The ability to roam around the world with a single phone is one of the tangible results of previous WRCs where thousands of delegates have argued for weeks in the bomb shelter like CICG to agree common frequencies for the radio systems to work.
Radio waves do not stop at country borders but leak into others. Therefore countries must get together to manage what we call the radio spectrum - the range of frequencies that we use for radio, tv, phones, satellite, radar, and so on.
The ITU is the part of the international framework of organisations that is responsible for this and related tasks. It is actually the oldest such organisation, with its key document, the Radio Regulations, now over a hundred years old. Its history can be read here.
The job of "The Conference" is to update the Radio Regulations, which has the status of a treaty document. So unlike normal conferences involving listening or giving papers, this is involves serious negotiation between countries, and only occurs every couple of years (four at the moment).
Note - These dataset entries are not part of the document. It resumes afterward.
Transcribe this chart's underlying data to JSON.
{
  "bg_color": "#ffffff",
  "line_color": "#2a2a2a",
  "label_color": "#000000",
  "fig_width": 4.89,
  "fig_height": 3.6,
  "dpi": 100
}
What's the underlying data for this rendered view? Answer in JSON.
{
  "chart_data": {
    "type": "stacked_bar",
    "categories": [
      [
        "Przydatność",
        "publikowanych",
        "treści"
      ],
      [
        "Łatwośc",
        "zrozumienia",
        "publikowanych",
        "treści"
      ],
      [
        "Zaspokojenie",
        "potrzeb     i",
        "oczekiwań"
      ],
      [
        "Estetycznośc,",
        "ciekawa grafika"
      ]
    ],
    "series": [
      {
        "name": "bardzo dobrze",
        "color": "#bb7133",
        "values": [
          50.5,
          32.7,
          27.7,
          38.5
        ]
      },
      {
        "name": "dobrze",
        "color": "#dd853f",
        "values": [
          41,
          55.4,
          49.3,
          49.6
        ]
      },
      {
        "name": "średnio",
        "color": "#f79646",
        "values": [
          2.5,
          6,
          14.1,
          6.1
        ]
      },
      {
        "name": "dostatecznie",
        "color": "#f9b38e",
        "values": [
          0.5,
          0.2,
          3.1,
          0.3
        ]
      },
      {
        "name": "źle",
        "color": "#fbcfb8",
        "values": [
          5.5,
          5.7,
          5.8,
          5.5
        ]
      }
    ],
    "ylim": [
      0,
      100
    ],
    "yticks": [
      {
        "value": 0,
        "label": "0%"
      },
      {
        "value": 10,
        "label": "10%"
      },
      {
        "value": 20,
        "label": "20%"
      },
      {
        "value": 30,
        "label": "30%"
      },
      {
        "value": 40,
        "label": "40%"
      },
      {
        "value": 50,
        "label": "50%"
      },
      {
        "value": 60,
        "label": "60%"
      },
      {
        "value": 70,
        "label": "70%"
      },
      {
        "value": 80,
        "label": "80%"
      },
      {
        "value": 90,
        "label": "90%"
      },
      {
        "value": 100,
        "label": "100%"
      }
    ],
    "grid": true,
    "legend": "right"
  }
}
It is frustrating and fascinating in equal proportions. There is a delicate balance of technical and political arguments, and the RR themselves are the messy results of countless compromises in uncounted numbers of international committees
So if your 4G videophone in the future works from Melbourne to Vancouver to London it will be to some degree due to those delegates who are even now debating in the halls where Sputnik is on display.